Antimicrobial Activity
Clindamycin has been shown to be active against most of the isolates of the following microorganisms, both in vitro and in clinical infections, as described in the INDICATIONS AND USAGE section.
Gram-positive Bacteria
Staphylococcus aureus (methicillin-susceptible strains)

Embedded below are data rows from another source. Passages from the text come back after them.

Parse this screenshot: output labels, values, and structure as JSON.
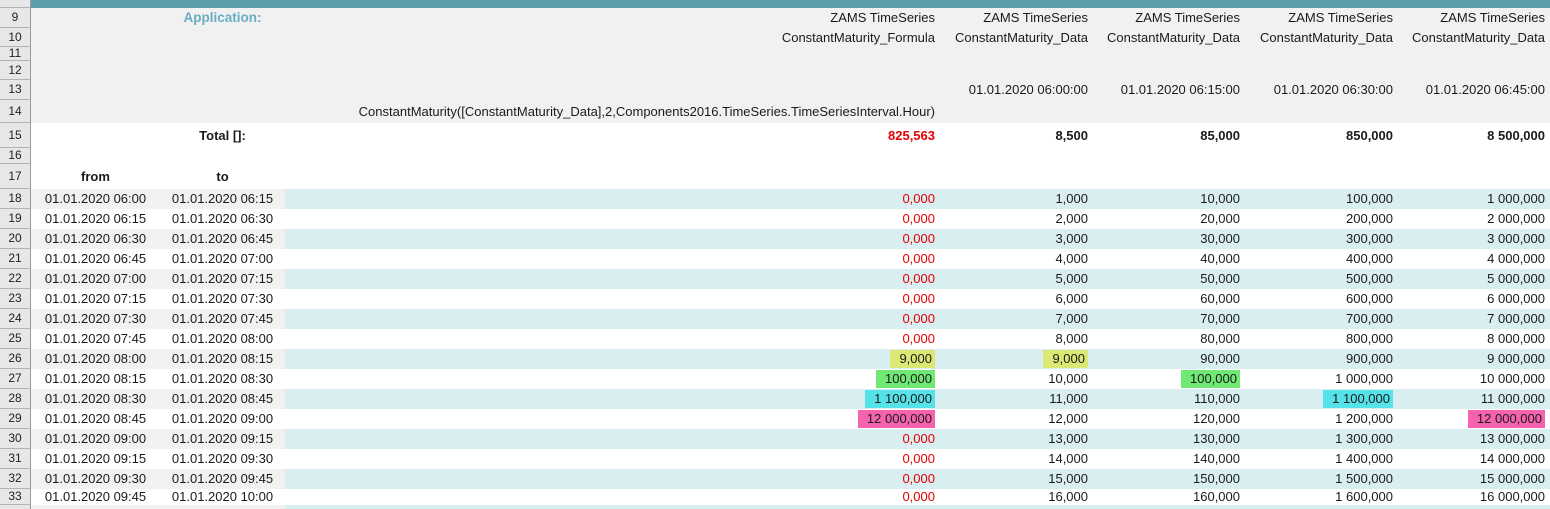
{
  "chrome": {
    "top_bar_color": "#5e9eac"
  },
  "labels": {
    "application": "Application:",
    "total": "Total []:",
    "from": "from",
    "to": "to"
  },
  "formula": "ConstantMaturity([ConstantMaturity_Data],2,Components2016.TimeSeries.TimeSeriesInterval.Hour)",
  "row_numbers": [
    "9",
    "10",
    "11",
    "12",
    "13",
    "14",
    "15",
    "16",
    "17",
    "18",
    "19",
    "20",
    "21",
    "22",
    "23",
    "24",
    "25",
    "26",
    "27",
    "28",
    "29",
    "30",
    "31",
    "32",
    "33"
  ],
  "columns": [
    {
      "app": "ZAMS TimeSeries",
      "series": "ConstantMaturity_Formula",
      "timestamp": "",
      "total": "825,563"
    },
    {
      "app": "ZAMS TimeSeries",
      "series": "ConstantMaturity_Data",
      "timestamp": "01.01.2020 06:00:00",
      "total": "8,500"
    },
    {
      "app": "ZAMS TimeSeries",
      "series": "ConstantMaturity_Data",
      "timestamp": "01.01.2020 06:15:00",
      "total": "85,000"
    },
    {
      "app": "ZAMS TimeSeries",
      "series": "ConstantMaturity_Data",
      "timestamp": "01.01.2020 06:30:00",
      "total": "850,000"
    },
    {
      "app": "ZAMS TimeSeries",
      "series": "ConstantMaturity_Data",
      "timestamp": "01.01.2020 06:45:00",
      "total": "8 500,000"
    }
  ],
  "highlight_colors": {
    "yellow": "#dce874",
    "green": "#6fe874",
    "cyan": "#55e2e8",
    "pink": "#f562ae"
  },
  "accent_colors": {
    "negative_or_zero": "#e60000",
    "stripe_teal": "#d9eef1",
    "stripe_gray": "#f1f1f1"
  },
  "data_rows": [
    {
      "num": "18",
      "from": "01.01.2020 06:00",
      "to": "01.01.2020 06:15",
      "values": [
        {
          "text": "0,000",
          "red": true
        },
        {
          "text": "1,000"
        },
        {
          "text": "10,000"
        },
        {
          "text": "100,000"
        },
        {
          "text": "1 000,000"
        }
      ]
    },
    {
      "num": "19",
      "from": "01.01.2020 06:15",
      "to": "01.01.2020 06:30",
      "values": [
        {
          "text": "0,000",
          "red": true
        },
        {
          "text": "2,000"
        },
        {
          "text": "20,000"
        },
        {
          "text": "200,000"
        },
        {
          "text": "2 000,000"
        }
      ]
    },
    {
      "num": "20",
      "from": "01.01.2020 06:30",
      "to": "01.01.2020 06:45",
      "values": [
        {
          "text": "0,000",
          "red": true
        },
        {
          "text": "3,000"
        },
        {
          "text": "30,000"
        },
        {
          "text": "300,000"
        },
        {
          "text": "3 000,000"
        }
      ]
    },
    {
      "num": "21",
      "from": "01.01.2020 06:45",
      "to": "01.01.2020 07:00",
      "values": [
        {
          "text": "0,000",
          "red": true
        },
        {
          "text": "4,000"
        },
        {
          "text": "40,000"
        },
        {
          "text": "400,000"
        },
        {
          "text": "4 000,000"
        }
      ]
    },
    {
      "num": "22",
      "from": "01.01.2020 07:00",
      "to": "01.01.2020 07:15",
      "values": [
        {
          "text": "0,000",
          "red": true
        },
        {
          "text": "5,000"
        },
        {
          "text": "50,000"
        },
        {
          "text": "500,000"
        },
        {
          "text": "5 000,000"
        }
      ]
    },
    {
      "num": "23",
      "from": "01.01.2020 07:15",
      "to": "01.01.2020 07:30",
      "values": [
        {
          "text": "0,000",
          "red": true
        },
        {
          "text": "6,000"
        },
        {
          "text": "60,000"
        },
        {
          "text": "600,000"
        },
        {
          "text": "6 000,000"
        }
      ]
    },
    {
      "num": "24",
      "from": "01.01.2020 07:30",
      "to": "01.01.2020 07:45",
      "values": [
        {
          "text": "0,000",
          "red": true
        },
        {
          "text": "7,000"
        },
        {
          "text": "70,000"
        },
        {
          "text": "700,000"
        },
        {
          "text": "7 000,000"
        }
      ]
    },
    {
      "num": "25",
      "from": "01.01.2020 07:45",
      "to": "01.01.2020 08:00",
      "values": [
        {
          "text": "0,000",
          "red": true
        },
        {
          "text": "8,000"
        },
        {
          "text": "80,000"
        },
        {
          "text": "800,000"
        },
        {
          "text": "8 000,000"
        }
      ]
    },
    {
      "num": "26",
      "from": "01.01.2020 08:00",
      "to": "01.01.2020 08:15",
      "values": [
        {
          "text": "9,000",
          "hl": "yellow"
        },
        {
          "text": "9,000",
          "hl": "yellow"
        },
        {
          "text": "90,000"
        },
        {
          "text": "900,000"
        },
        {
          "text": "9 000,000"
        }
      ]
    },
    {
      "num": "27",
      "from": "01.01.2020 08:15",
      "to": "01.01.2020 08:30",
      "values": [
        {
          "text": "100,000",
          "hl": "green"
        },
        {
          "text": "10,000"
        },
        {
          "text": "100,000",
          "hl": "green"
        },
        {
          "text": "1 000,000"
        },
        {
          "text": "10 000,000"
        }
      ]
    },
    {
      "num": "28",
      "from": "01.01.2020 08:30",
      "to": "01.01.2020 08:45",
      "values": [
        {
          "text": "1 100,000",
          "hl": "cyan"
        },
        {
          "text": "11,000"
        },
        {
          "text": "110,000"
        },
        {
          "text": "1 100,000",
          "hl": "cyan"
        },
        {
          "text": "11 000,000"
        }
      ]
    },
    {
      "num": "29",
      "from": "01.01.2020 08:45",
      "to": "01.01.2020 09:00",
      "values": [
        {
          "text": "12 000,000",
          "hl": "pink"
        },
        {
          "text": "12,000"
        },
        {
          "text": "120,000"
        },
        {
          "text": "1 200,000"
        },
        {
          "text": "12 000,000",
          "hl": "pink"
        }
      ]
    },
    {
      "num": "30",
      "from": "01.01.2020 09:00",
      "to": "01.01.2020 09:15",
      "values": [
        {
          "text": "0,000",
          "red": true
        },
        {
          "text": "13,000"
        },
        {
          "text": "130,000"
        },
        {
          "text": "1 300,000"
        },
        {
          "text": "13 000,000"
        }
      ]
    },
    {
      "num": "31",
      "from": "01.01.2020 09:15",
      "to": "01.01.2020 09:30",
      "values": [
        {
          "text": "0,000",
          "red": true
        },
        {
          "text": "14,000"
        },
        {
          "text": "140,000"
        },
        {
          "text": "1 400,000"
        },
        {
          "text": "14 000,000"
        }
      ]
    },
    {
      "num": "32",
      "from": "01.01.2020 09:30",
      "to": "01.01.2020 09:45",
      "values": [
        {
          "text": "0,000",
          "red": true
        },
        {
          "text": "15,000"
        },
        {
          "text": "150,000"
        },
        {
          "text": "1 500,000"
        },
        {
          "text": "15 000,000"
        }
      ]
    },
    {
      "num": "33",
      "from": "01.01.2020 09:45",
      "to": "01.01.2020 10:00",
      "values": [
        {
          "text": "0,000",
          "red": true
        },
        {
          "text": "16,000"
        },
        {
          "text": "160,000"
        },
        {
          "text": "1 600,000"
        },
        {
          "text": "16 000,000"
        }
      ]
    }
  ]
}
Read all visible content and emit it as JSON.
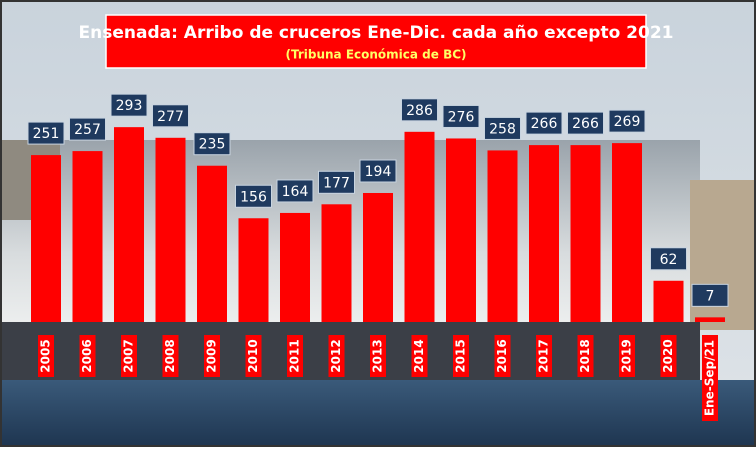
{
  "chart_data": {
    "type": "bar",
    "title": "Ensenada: Arribo de cruceros Ene-Dic. cada año excepto 2021",
    "subtitle": "(Tribuna Económica de BC)",
    "categories": [
      "2005",
      "2006",
      "2007",
      "2008",
      "2009",
      "2010",
      "2011",
      "2012",
      "2013",
      "2014",
      "2015",
      "2016",
      "2017",
      "2018",
      "2019",
      "2020",
      "Ene-Sep/21"
    ],
    "values": [
      251,
      257,
      293,
      277,
      235,
      156,
      164,
      177,
      194,
      286,
      276,
      258,
      266,
      266,
      269,
      62,
      7
    ],
    "color": "#ff0000"
  }
}
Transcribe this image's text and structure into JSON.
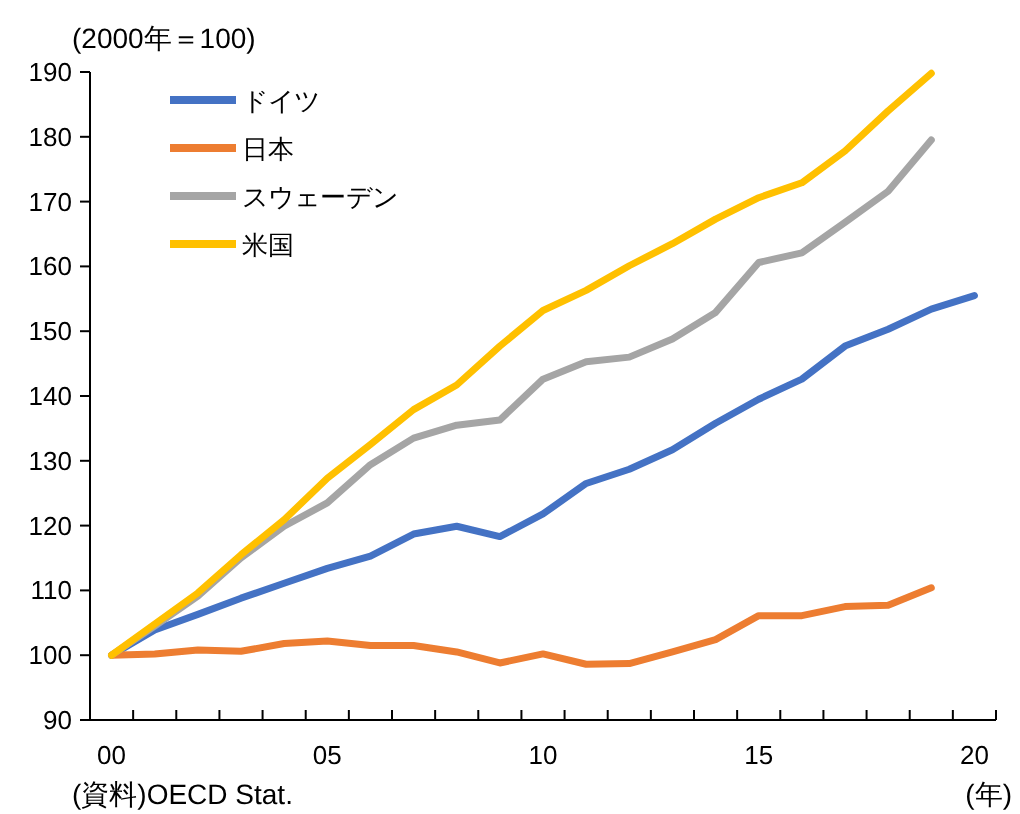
{
  "chart_data": {
    "type": "line",
    "ylabel": "(2000年＝100)",
    "xlabel": "(年)",
    "annotations": [
      "(資料)OECD Stat."
    ],
    "categories": [
      "00",
      null,
      null,
      null,
      null,
      "05",
      null,
      null,
      null,
      null,
      "10",
      null,
      null,
      null,
      null,
      "15",
      null,
      null,
      null,
      null,
      "20"
    ],
    "series": [
      {
        "name": "ドイツ",
        "color": "#4472c4",
        "values": [
          100,
          103.9,
          106.3,
          108.8,
          111.1,
          113.4,
          115.3,
          118.7,
          119.9,
          118.3,
          121.8,
          126.5,
          128.7,
          131.7,
          135.8,
          139.5,
          142.6,
          147.7,
          150.3,
          153.4,
          155.5
        ]
      },
      {
        "name": "日本",
        "color": "#ed7d31",
        "values": [
          100,
          100.2,
          100.8,
          100.6,
          101.8,
          102.2,
          101.5,
          101.5,
          100.5,
          98.8,
          100.2,
          98.6,
          98.7,
          100.5,
          102.4,
          106.1,
          106.1,
          107.5,
          107.7,
          110.4,
          null
        ]
      },
      {
        "name": "スウェーデン",
        "color": "#a5a5a5",
        "values": [
          100,
          104.5,
          109.1,
          115,
          119.9,
          123.5,
          129.4,
          133.5,
          135.5,
          136.3,
          142.6,
          145.3,
          146,
          148.8,
          152.9,
          160.6,
          162.1,
          166.8,
          171.6,
          179.5,
          null
        ]
      },
      {
        "name": "米国",
        "color": "#ffc000",
        "values": [
          100,
          104.8,
          109.6,
          115.5,
          120.9,
          127.3,
          132.5,
          137.9,
          141.7,
          147.7,
          153.2,
          156.3,
          160.1,
          163.5,
          167.3,
          170.6,
          172.9,
          177.8,
          184,
          189.8,
          null
        ]
      }
    ],
    "ylim": [
      90,
      190
    ],
    "yticks": [
      90,
      100,
      110,
      120,
      130,
      140,
      150,
      160,
      170,
      180,
      190
    ],
    "legend": "top left"
  }
}
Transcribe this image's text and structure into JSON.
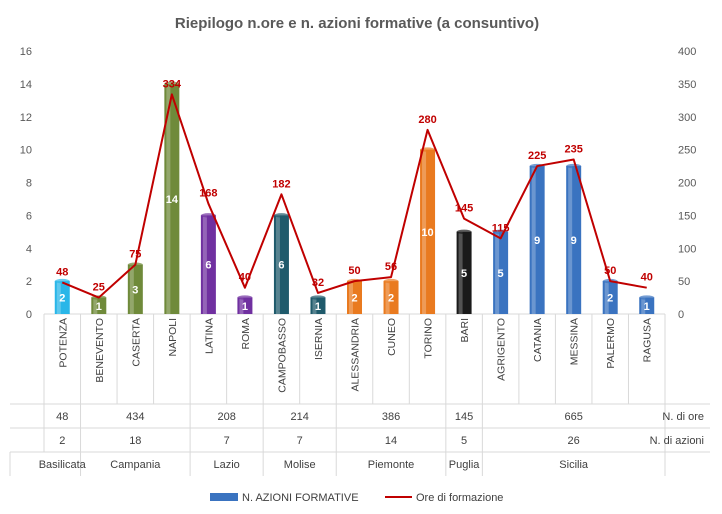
{
  "chart_data": {
    "type": "bar",
    "title": "Riepilogo n.ore e n. azioni formative (a consuntivo)",
    "categories": [
      "POTENZA",
      "BENEVENTO",
      "CASERTA",
      "NAPOLI",
      "LATINA",
      "ROMA",
      "CAMPOBASSO",
      "ISERNIA",
      "ALESSANDRIA",
      "CUNEO",
      "TORINO",
      "BARI",
      "AGRIGENTO",
      "CATANIA",
      "MESSINA",
      "PALERMO",
      "RAGUSA"
    ],
    "series": [
      {
        "name": "N. AZIONI FORMATIVE",
        "type": "bar",
        "axis": "left",
        "values": [
          2,
          1,
          3,
          14,
          6,
          1,
          6,
          1,
          2,
          2,
          10,
          5,
          5,
          9,
          9,
          2,
          1
        ]
      },
      {
        "name": "Ore di formazione",
        "type": "line",
        "axis": "right",
        "values": [
          48,
          25,
          75,
          334,
          168,
          40,
          182,
          32,
          50,
          56,
          280,
          145,
          115,
          225,
          235,
          50,
          40
        ]
      }
    ],
    "bar_colors": [
      "#29b6e8",
      "#6f8a3a",
      "#6f8a3a",
      "#6f8a3a",
      "#7030a0",
      "#7030a0",
      "#1f5a6b",
      "#1f5a6b",
      "#e97a1f",
      "#e97a1f",
      "#e97a1f",
      "#1a1a1a",
      "#3a73c0",
      "#3a73c0",
      "#3a73c0",
      "#3a73c0",
      "#3a73c0"
    ],
    "line_color": "#c00000",
    "ylim_left": [
      0,
      16
    ],
    "yticks_left": [
      0,
      2,
      4,
      6,
      8,
      10,
      12,
      14,
      16
    ],
    "ylim_right": [
      0,
      400
    ],
    "yticks_right": [
      0,
      50,
      100,
      150,
      200,
      250,
      300,
      350,
      400
    ],
    "grid": false,
    "legend_position": "bottom",
    "regions": [
      {
        "name": "Basilicata",
        "count": 1,
        "ore": "48",
        "azioni": "2"
      },
      {
        "name": "Campania",
        "count": 3,
        "ore": "434",
        "azioni": "18"
      },
      {
        "name": "Lazio",
        "count": 2,
        "ore": "208",
        "azioni": "7"
      },
      {
        "name": "Molise",
        "count": 2,
        "ore": "214",
        "azioni": "7"
      },
      {
        "name": "Piemonte",
        "count": 3,
        "ore": "386",
        "azioni": "14"
      },
      {
        "name": "Puglia",
        "count": 1,
        "ore": "145",
        "azioni": "5"
      },
      {
        "name": "Sicilia",
        "count": 5,
        "ore": "665",
        "azioni": "26"
      }
    ],
    "table_row_labels": {
      "ore": "N. di ore",
      "azioni": "N. di azioni"
    },
    "legend": {
      "bar": "N. AZIONI FORMATIVE",
      "line": "Ore di formazione"
    }
  }
}
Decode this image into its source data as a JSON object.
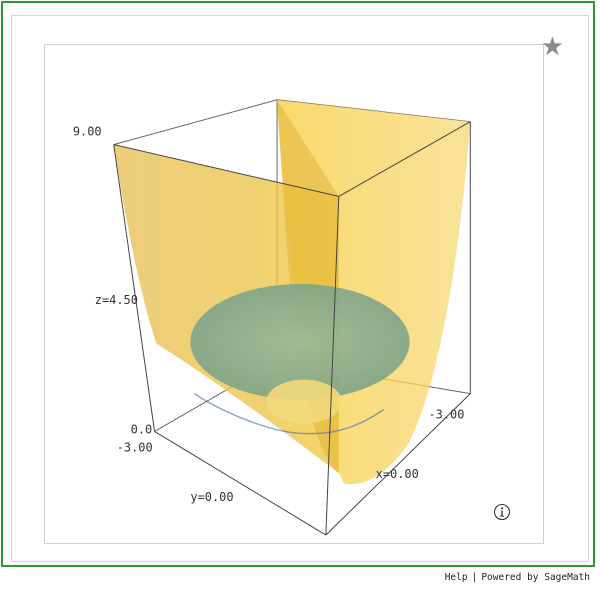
{
  "favorite_icon": "star-icon",
  "info_icon": "info-circle-icon",
  "axes": {
    "z_max": "9.00",
    "z_mid": "z=4.50",
    "z_min": "0.0",
    "y_min": "-3.00",
    "y_mid": "y=0.00",
    "x_min": "-3.00",
    "x_mid": "x=0.00"
  },
  "colors": {
    "surface": "#f2c532",
    "disk": "#7fa98a",
    "frame": "#2e9a2e"
  },
  "footer": {
    "help": "Help",
    "separator": "|",
    "powered": "Powered by SageMath"
  }
}
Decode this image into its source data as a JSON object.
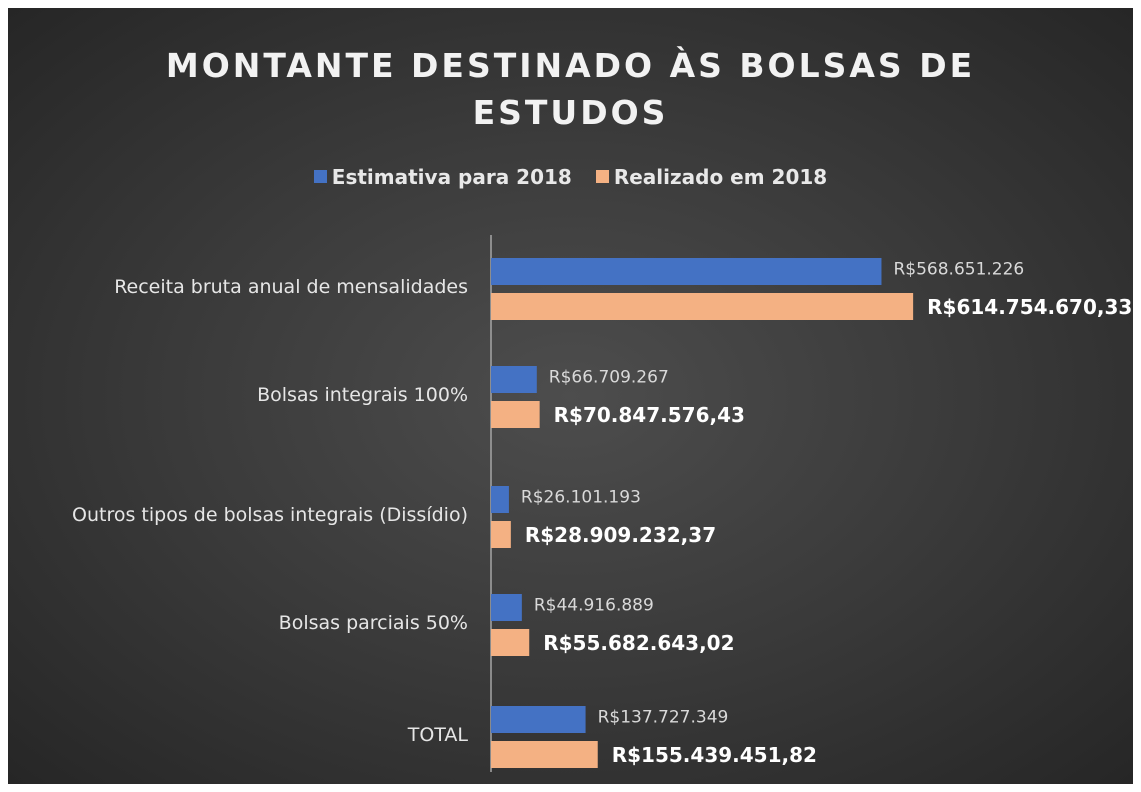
{
  "chart_data": {
    "type": "bar",
    "orientation": "horizontal",
    "title": "MONTANTE DESTINADO ÀS BOLSAS DE ESTUDOS",
    "categories": [
      "Receita bruta anual de mensalidades",
      "Bolsas integrais 100%",
      "Outros tipos de bolsas integrais (Dissídio)",
      "Bolsas parciais 50%",
      "TOTAL"
    ],
    "series": [
      {
        "name": "Estimativa para 2018",
        "color": "#4472c4",
        "values": [
          568651226,
          66709267,
          26101193,
          44916889,
          137727349
        ],
        "value_labels": [
          "R$568.651.226",
          "R$66.709.267",
          "R$26.101.193",
          "R$44.916.889",
          "R$137.727.349"
        ]
      },
      {
        "name": "Realizado em 2018",
        "color": "#f4b183",
        "values": [
          614754670.33,
          70847576.43,
          28909232.37,
          55682643.02,
          155439451.82
        ],
        "value_labels": [
          "R$614.754.670,33",
          "R$70.847.576,43",
          "R$28.909.232,37",
          "R$55.682.643,02",
          "R$155.439.451,82"
        ]
      }
    ],
    "xlim": [
      0,
      900000000
    ],
    "legend": "top",
    "grid": false
  }
}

Streptococcus pneumoniae (penicillin-susceptible strains)
Streptococcus pyogenes
Anaerobic Bacteria
Clostridium perfringens
Fusobacterium necrophorum
Fusobacterium nucleatum
Peptostreptococcus anaerobius
Prevotella melaninogenica
At least 90% of the microorganisms listed below exhibit in vitro minimum inhibitory concentrations (MICs) less than or equal to the clindamycin susceptible MIC breakpoint for organisms of a similar type. However, the efficacy of clindamycin in treating clinical infections due to these microorganisms has not been established in adequate and well-controlled clinical trials.
Gram-positive Bacteria
Staphylococcus epidermidis (methicillin-susceptible strains)
Streptococcus agalactiae
Streptococcus anginosus
Streptococcus mitis
Streptococcus oralis
Anaerobic Bacteria
Actinomyces israelii
Clostridium clostridioforme
Eggerthella lenta
Finegoldia (Peptostreptococcus) magna
Micromonas (Peptostreptococcus) micros
Prevotella bivia
Prevotella intermedia
Propionibacterium acnes
Susceptibility Testing
For specific information regarding susceptibility test interpretive criteria and associated test methods and quality control standards recognized by FDA for this drug, please see: https://www.fda.gov/STIC.
HOW SUPPLIED
Clindamycin palmitate hydrochloride for oral solution, USP (Pediatric) is white flavored granules and becomes colorless to off-white with cherry flavored solution after reconstitution. It is available in bottles of 100 mL. Bottles of 100 mL (Glass) NDC 16714-483-01 Bottles of 100 mL (HDPE) NDC 16714-483-02 When reconstituted as directed, each bottle yields a solution containing 75 mg of clindamycin per 5 mL. Store at 20° to 25°C (68° to 77°F). [See USP Controlled Room Temperature.]